It's not that the New Orleans Saints defense has been impenetrable. Through five games it allowed 18.2 points per game, third-fewest in the NFL and a worthy testament to stinginess, but not totally a wall of perfection.
But if opponents have wanted to score touchdowns against New Orleans, 3-2 entering a Monday night game against the Seahawks (2-4) at Lumen Field in Seattle, they've had to do so from a distance. Because once it gets close, the Saints have been closer to perfect than any other NFL team.
New Orleans leads the league in red zone defense – five touchdowns allowed on 14 opponents' trips inside their 20-yard line, a miserly 35.7 percent. By contrast, last season, opponents scored touchdowns 65.5 percent of the time they reached the red zone against the Saints, 29th overall in the league.
Don't think it hasn't been noted.
"That's an interesting number," linebacker Demario Davis said, smiling, when asked if 35.7 percent meant anything to him. "That would have to be a third-down percentage or a red-zone percentage. We're talking situational football, I know both of them are kind of close.
"It's just attention to detail and chasing excellence. And so, we're never looking at areas where we're really doing good. Of course, we want the team to build on those but it's the areas that we're striving for that we need to clean up, and that was one of the big ones. And so, it's attention to detail.
"And I think, 'A,' we're doing an incredible job of preventing them from getting down there a lot. And then when teams do get down there, they're not able to get into a rhythm because they haven't been down there that much. It's kind of playing hand-in-hand.

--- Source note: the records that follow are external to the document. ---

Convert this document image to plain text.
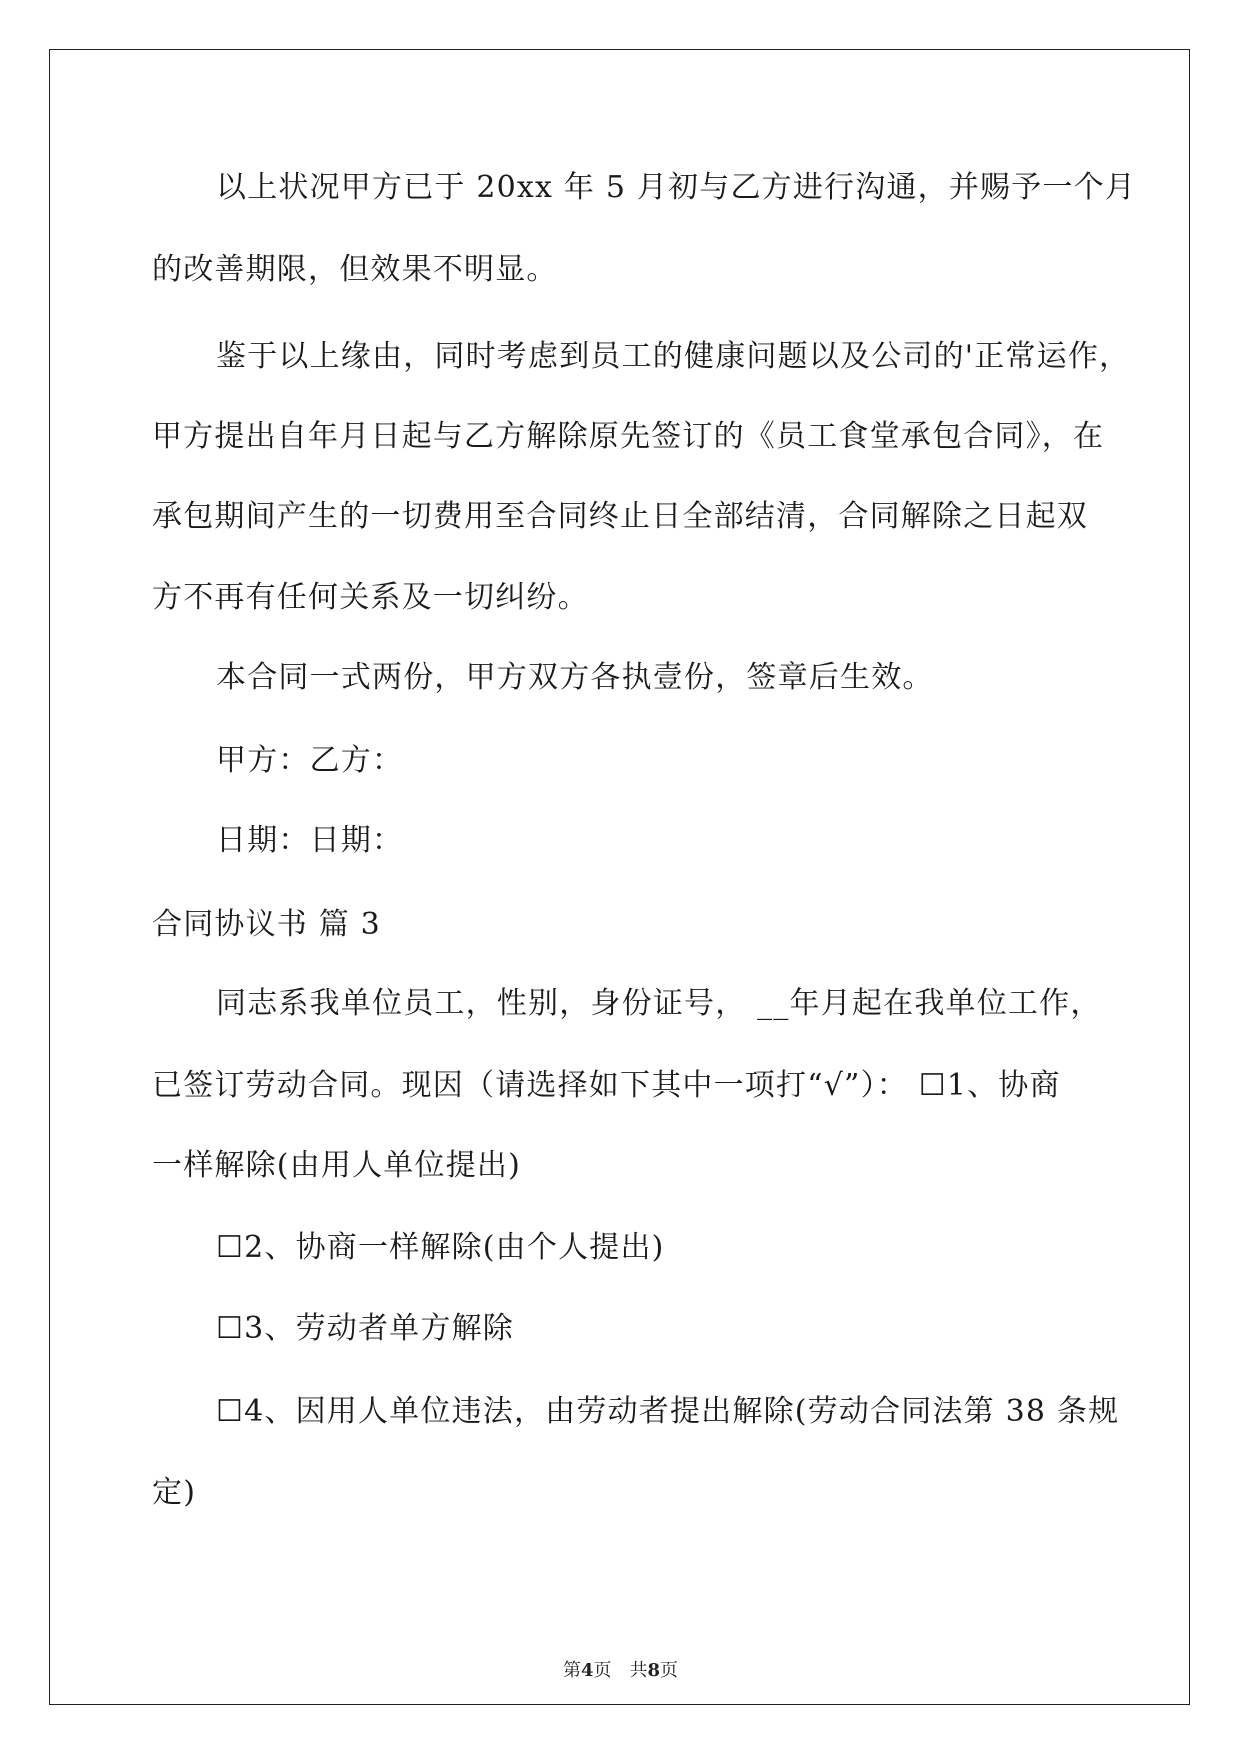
以上状况甲方已于 20xx 年 5 月初与乙方进行沟通，并赐予一个月
的改善期限，但效果不明显。
鉴于以上缘由，同时考虑到员工的健康问题以及公司的'正常运作，
甲方提出自年月日起与乙方解除原先签订的《员工食堂承包合同》，在
承包期间产生的一切费用至合同终止日全部结清，合同解除之日起双
方不再有任何关系及一切纠纷。
本合同一式两份，甲方双方各执壹份，签章后生效。
甲方：乙方：
日期：日期：
合同协议书 篇 3
同志系我单位员工，性别，身份证号， __年月起在我单位工作，
已签订劳动合同。现因（请选择如下其中一项打“√”）： ☐1、协商
一样解除(由用人单位提出)
☐2、协商一样解除(由个人提出)
☐3、劳动者单方解除
☐4、因用人单位违法，由劳动者提出解除(劳动合同法第 38 条规
定)
第4页 共8页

"Coach (Sean) Payton makes an emphasis on it – offensively, we want to be at the top of the league in that category in scoring percentage, and defensive scoring percentage, we want to be at the top of the league in that, too. And when you have that the way that we do, it can bode for success down the line."
New Orleans even was successful in the red zone in one of its losses, the 27-21, overtime defeat to the Giants. New York was 1 for 3 in the red zone, but scored touchdowns on two long scoring passes.
But by and large, the Saints have done some bending, but very little breaking on defense near the goal line.
"Generally speaking, you have to handle the running game and you have to tackle well," Payton said. "It's a shorter, smaller area.
"I think teams that are efficient and effective in the red zone offensively have a balance and they're able to run the ball, and a 3-yard gain is a good gain. Conversely, we talk all the time about third down in the red zone and getting off the field. That's a four-point play.
"So ultimately, if you look at a red zone stop, and let's say an opponent kicks a field goal, there's probably been at least one third down defensed. And if you look at a red zone score, offensively – not always – but you've probably had to convert a third down. So there's a few different elements there."
There also have been occasions when the Saints haven't allowed anything.
With Green Bay facing second-and-7 from the Saints' 9-yard line in the opener, rookie cornerback Paulson Adebo intercepted Aaron Rodgers' pass at the 7 and returned it 33 yards, to the 40. And Adebo is responsible for another red-zone pick against Washington; on second-and-7 from the 16, he intercepted Taylor Heinicke at the 2.
Cornerback Marshon Lattimore also intercepted a pass at the 2 against New England, but it didn't register as a red-zone stop because the Patriots were facing fourth-and-10 from the 25.
"It's not cliché for us," Davis said. "It's a way of life. Defend every blade of grass. We take it personal. ...
"We don't want them to get a first down, let alone move down the field. And then when they get in the red zone, they're not in yet. Even if you get down to the 4-yard line, or you get all the way down to the 1-yard line, we have a mentality: You're not in, and we don't want you to get in. That's the sacred territory.
"I think we understand two things. D.A. (defensive coordinator Dennis Allen) hits on it all the time: The real ones and the fake ones show up in the red zone. And we've got a bunch of real ones on our side. And so we take that personal, and have a little added to our swagger down there.
"And then, understanding we can get them in a third-down situation, that's a four-point play. And so, not letting them convert on third down and forcing that field goal, I think that's the mentality of being well-coached and having really good players that can execute."
WELCOME BACK: Several Saints returned to practice from injured reserve Thursday. Among the returnees were kicker Wil Lutz, linebacker Kwon Alexander, receiver Tre'Quan Smith, defensive end Marcus Davenport, tight end Nick Vannett, linebacker Chase Hansen and cornerback Ken Crawley. Also, returning from injury absences were left tackle Terron Armstead and center Erik McCoy. Armstead (elbow) and McCoy (calf) practiced on a limited basis, but the other returnees practiced full. Among those who missed practice were receiver Deonte Harris (hamstring) and quarterback Taysom Hill (concussion).